Individual Page


Family
Marriage: Children:
  1. Thomas Butler: Birth: ABT. 1770. Death: ABT. 1835

  2. Nancy Butler: Birth: 1796.

  3. William R Butler: Birth: 12 Jan 1799. Death: 14 May 1849

  4. John W Butler: Birth: 1808. Death: 1879

  5. Person Not Viewable

  6. Jacob R Butler: Death: BEF. 1837

  7. Person Not Viewable

  8. Person Not Viewable

  9. Person Not Viewable


Notes
a. Note:   Thomas lived in Frederick County, Maryland. He later moved to Bedford County, Virginia. He later moved to Anderson County, Tennessee.
  Although William Butler, Senior, was the revered patriarch of the Butler clan, it was his son Thomas A Butler, Senior who paved the way for the families to move from Virginia to Poplar Creek in present Anderson County, Tennessee. Thomas was the initiator and leader in the family. On February 13, 1800, he bought from Charles McClung 1000 acres from the 5,000-acre tract on Main Poplar Creek and parts of Brushy Fork and Mountain Fork of Poplar Creek (Knox County Deed Book F, Volume 2, Page 8). He sold parts of his 1000 acre tract to his father, brothers and sisters who soon followed.
  A well-known genealogist, Penelope Johnson Allen, made a comprehensive study of the Jacob Butler line, and stated positively that the Butlers were of German descent. Early Anderson County records substantiate this claim to a certain extent because in many of these documents the name is spelled "Boteler" which may indicate German spelling, or it could be only a spelling derived from a Virginia accent.
  On April 4, 1834, Thomas A Butler, Senior, made an affidavit in a Revolutionary War pension application in Anderson County in which he stated that he was born November 11, 1763 in Frederick County, Maryland, and that his parents moved when he was young to Bedford County, Virginia, in that portion which was cut off later to form Campbell County, Virginia. He enlisted as a private horseman during the fall of 1780, and saw limited action at New London, Petersburg, and Portsmouth. He was verbally discharged after this tour of three months. Thomas again volunteered and marched with the army by old Jamestown to Williamsburg and on to the seige of Yorktown. The applicant was under the command of Col.

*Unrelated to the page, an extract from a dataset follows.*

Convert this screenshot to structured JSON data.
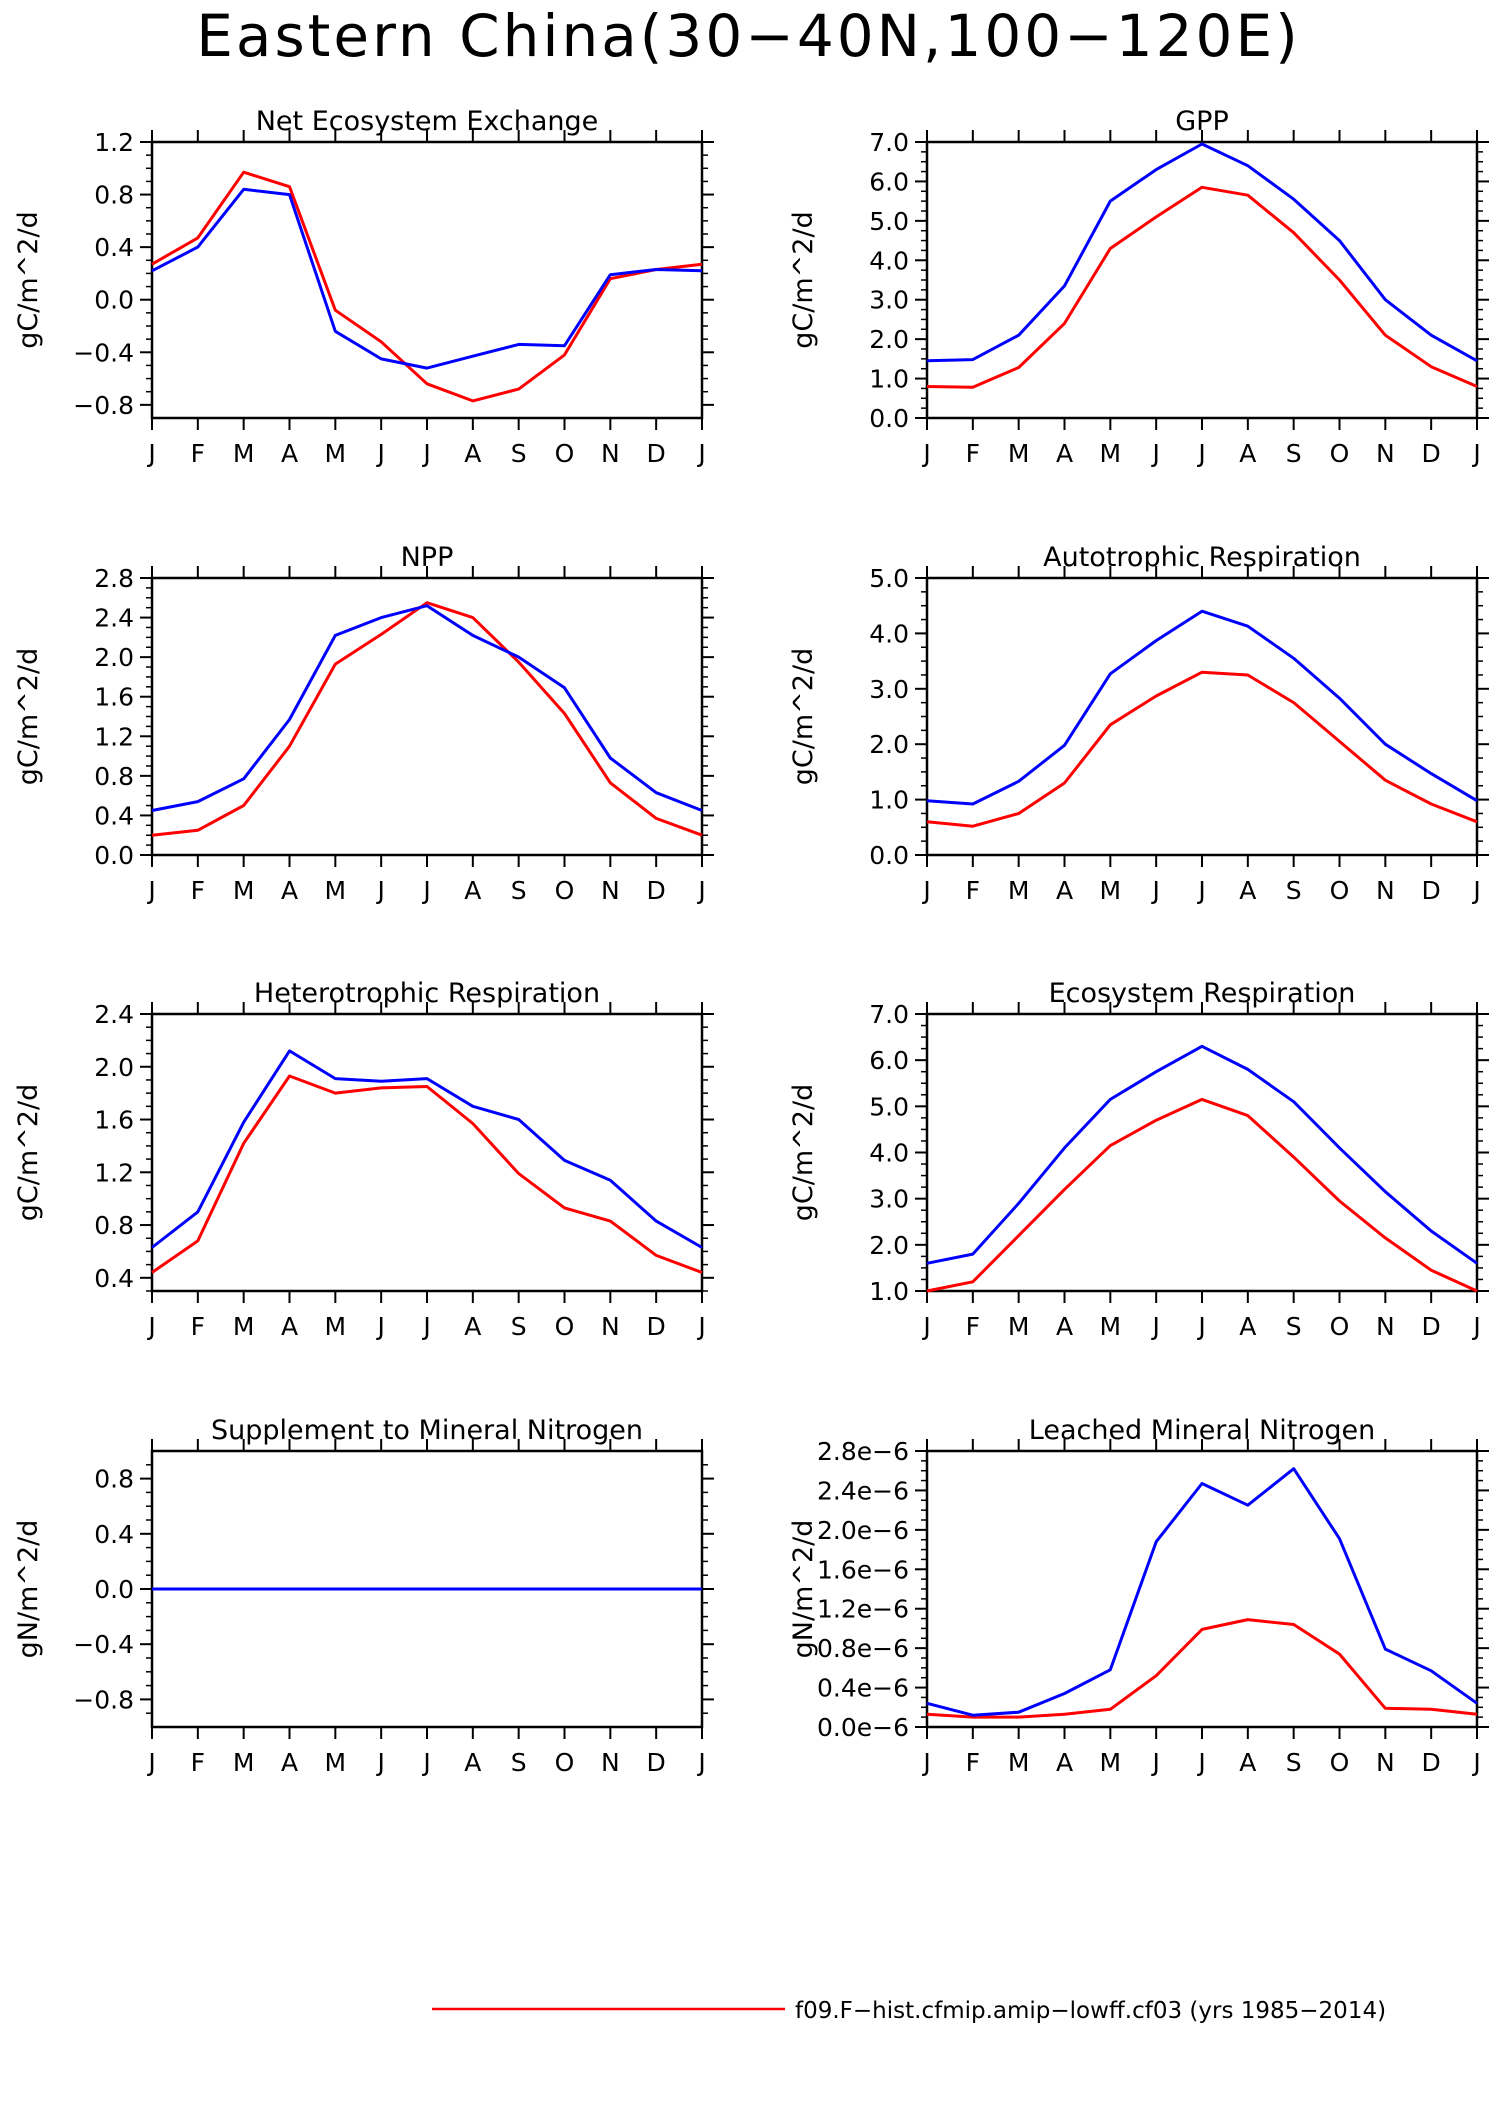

Skipper the night that the British "spiked four of our cannons." In his statement, Thomas says that he was standing beside a man by the name of Vaughn when said Vaughn's head was shot off. He did much labor in throwing up batteries during the seige, and when the British magazine was blown up, he saw the bodies of many British soldiers flying up into the air. After the surrender of British General Cornwallis, he was unable to serve as a guard of the prisoners, and was given a written discharge by Dr. Cogswell which certificate has long since been lost. This abstract contains the high points of the affidavit.
  At the end of the affidavit, his aged hand tried to affix his signature, but only the first part is legible, and the Justice-of-the Peace, Robert Galbraith, signed for him and William made his mark.
  Alexander Galbraith and Richard Oliver submitted affidavits to the County Court to support the pension application. Four months after the above application, Thomas died (August 31, 1834) and is probably buried in an unmarked grave near the Butler Cemetery.
  Thomas erected a saw and a grist mill, and a large iron forge at the confluence of Brushy and Mountain Forks of Poplar Creek. Matthew Rhea states that by 1830, iron produced from this forge and one other on Brush Fork was the third leading product in Anderson County. Although details are not known, the iron works was in operation over a considerable period of time and evidently required the employment of a large number of people for all phases of its operation. Under a Tennessee law passed in 1824 for the encouragement of iron works, Thomas received a grant (No. 16591) for 2,600 acres on the condition that the iron works would be kept in repair and in operation. The 2,600 acre tract was located on the Northeast of the forge and between the property lines of the Galbraiths and the Hoskins lines across the Pine Ridge. This tract was still a part of the Thomas A. Butler estate after his death, and was included in the division of his estate by a Court appointed Commission.
  In addition to the 3,600 acres mentioned, Thomas continued to obtain more land by State grrants and by purchase including various mill sites and coal and other mineral lands in Morgan County. He entered the seven-acre tract, later known as the Salt-Well tract, and a one-acre "coal bank) in 1808 which probably the earliest written reference to coal in Tennessee records. Thomas was also the promoter of the Butler Turnpike in Morgan County in 1817 which was to connect Piles Turnpike with the Cumberland Road. Thus, it may be seen that he was a big land and slave holder, and a large-scale entrepreneur of proven ability.
  Thomas A. Butler, Senior died interstate and no precise, or official list of his children has been found. Fourtunately, in Anderson County Deed Book J. Page 131, John W Butler, a son of Thomas, sold his one-ninth interest in his father's estate to the remaining legatees and devisees who are named in part.